Anda menggaruk kepala. "Mungkin karena aku bilang kekurangannya mau ku hutang, makanya Bu Mar terpaksa membagi belanjaannya." Anda meringis, padahal dia tadi memaksa si pemilik warung agar membagi saja barang belanjaan yang mau dibeli, kalau tidak, dia akan berhutang dan tidak tahu kapan bisa membayar.
Bu Mar sebenarnya menjual barang dagangannya dengan setengah mengomel, tapi telinga Anda seolah kebal. Tidak peduli omelan dari si pemilik warung.
"Kalau belanjaannya cuma setengah-setengah, kenapa habisnya sampai seratus lebih?!" Ra Popo menelisik Anda dengan tatapan mengintimidasi.
Anda menyengir kuda. "Aku juga beli kuota, jadilah habisnya banyak."

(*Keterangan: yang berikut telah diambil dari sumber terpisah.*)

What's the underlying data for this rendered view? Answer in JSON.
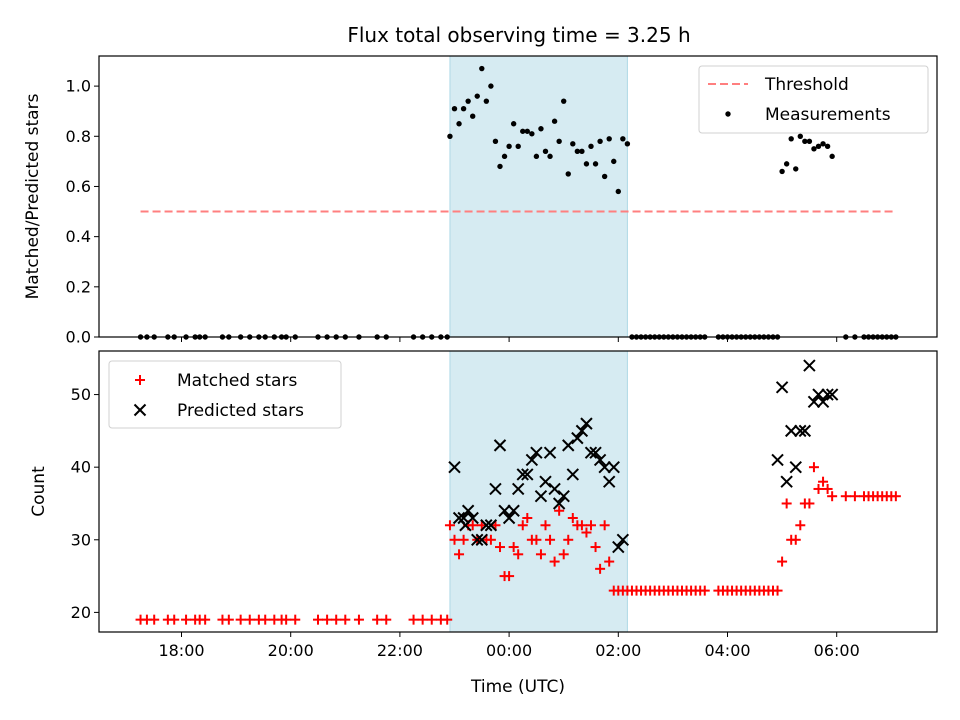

"Kau beli kuota? Apa dipikir beli kuota perut kita bisa kenyang? Kalau kuota ku yang habis, kau pelit sekali bagi duit, giliran kuota situ yang habis langsung beli. Lama-lama kamu nyebelin, Mas!" Ra Popo membawa kantong belanjaan ke dapur, keadaan bibirnya sudah seperti moncong bebek.
"Alamak ... marah lagi dia," ujar Anda. Lalu menyusul sang istri ke dapur.
"Babe, kamu marah?" Anda mencolek bahu Ra Popo sedikit. Ra Popo menggoyangkan bahunya sedikit kasar, ingin menunjukan bahwa dia sedang marah.
"Nanti malam, malam jum'at, jangan ngambek dong. Nggak asik kalau gak ninu-ninu." Anda membujuk, tapi Ra Popo jual mahal. Perempuan itu terus menghindar, pura-pura sibuk menata belanjaan tadi ke dalam kulkas.
"Ado-ado! Tanganku ke jepit, Dek. Sakit!" Teriak Anda keras saat Ra Popo menutup pintu kulkas dan naasnya tangan Anda yang berpegangan di pintu justru terjepit.
"Sakit, Bang? Sebelah mana yang sakit?" Seketika Ra Popo lupa dengan acara mengambek.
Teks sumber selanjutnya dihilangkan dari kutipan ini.